I am realistic about the necessary adaptations. While attention spans are indeed shorter, and we run sessions at 40 minutes, which is almost unheard of today, the value of deep, long-form information remains critical. A major focus will be on dramatically enhancing the use of Bloomberg data. My ambition is to have a hyper-user of the Terminal charting data insights in real-time, either providing definitive support or, more interestingly, provocatively refuting a speaker’s points. Beyond the stage, I want to deploy more war-gaming and scenario planning in the breakouts to ensure full intellectual engagement. For the rising generation of leaders, the experience must extend through the amplification moments. We now curate selected pre-reads for the preparing crowd, and crucially, provide beautiful, visually appealing post-event wrap-ups that can be easily shared with 10,000 colleagues in their office.
Finally, you describe the live event as ‘the last human bastion’ against the threat of digital disruption. What vital, irreplaceable element of human interaction are you defending, and what does a digital platform fundamentally fail to replicate?

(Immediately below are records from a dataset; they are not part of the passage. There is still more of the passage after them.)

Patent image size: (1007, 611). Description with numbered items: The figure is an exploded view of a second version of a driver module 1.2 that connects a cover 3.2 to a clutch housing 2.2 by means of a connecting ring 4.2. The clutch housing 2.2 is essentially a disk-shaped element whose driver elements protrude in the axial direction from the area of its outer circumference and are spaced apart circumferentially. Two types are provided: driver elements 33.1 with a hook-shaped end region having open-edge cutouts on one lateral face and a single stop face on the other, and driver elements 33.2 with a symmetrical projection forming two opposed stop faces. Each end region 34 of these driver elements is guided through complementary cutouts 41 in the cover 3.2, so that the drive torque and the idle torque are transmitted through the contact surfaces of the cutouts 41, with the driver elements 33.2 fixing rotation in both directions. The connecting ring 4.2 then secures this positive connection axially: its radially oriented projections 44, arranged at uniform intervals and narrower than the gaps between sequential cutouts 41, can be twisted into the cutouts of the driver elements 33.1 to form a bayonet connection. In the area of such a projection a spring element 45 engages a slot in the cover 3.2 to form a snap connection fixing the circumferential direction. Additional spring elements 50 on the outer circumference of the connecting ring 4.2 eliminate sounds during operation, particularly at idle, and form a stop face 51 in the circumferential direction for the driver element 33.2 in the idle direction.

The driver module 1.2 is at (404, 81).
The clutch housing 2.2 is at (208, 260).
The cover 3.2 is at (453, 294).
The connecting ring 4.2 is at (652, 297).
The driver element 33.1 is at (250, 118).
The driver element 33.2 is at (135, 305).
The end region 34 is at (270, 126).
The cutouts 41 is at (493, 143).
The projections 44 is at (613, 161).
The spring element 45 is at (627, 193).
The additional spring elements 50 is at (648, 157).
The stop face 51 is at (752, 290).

I am defending against the idea that meaningful connection can be fully digitised. You simply cannot replicate on Zoom what happens when you look someone in the eye, read their body language, and have that tangible, physical, in-the-room conversation. At a live event, you are an active participant, making decisions, reading the room, and you have the ability to engage the speaker directly as they exit the stage. The session on stage serves as a taster, a declaration: the speaker is saying, ‘I’m an expert in this field, and if you are another expert, or if you require an expert, let’s talk.’ Our success lies in providing the exact environment for that to happen. That is the bastion—the irreplaceable human element—and its importance only grows more acute today.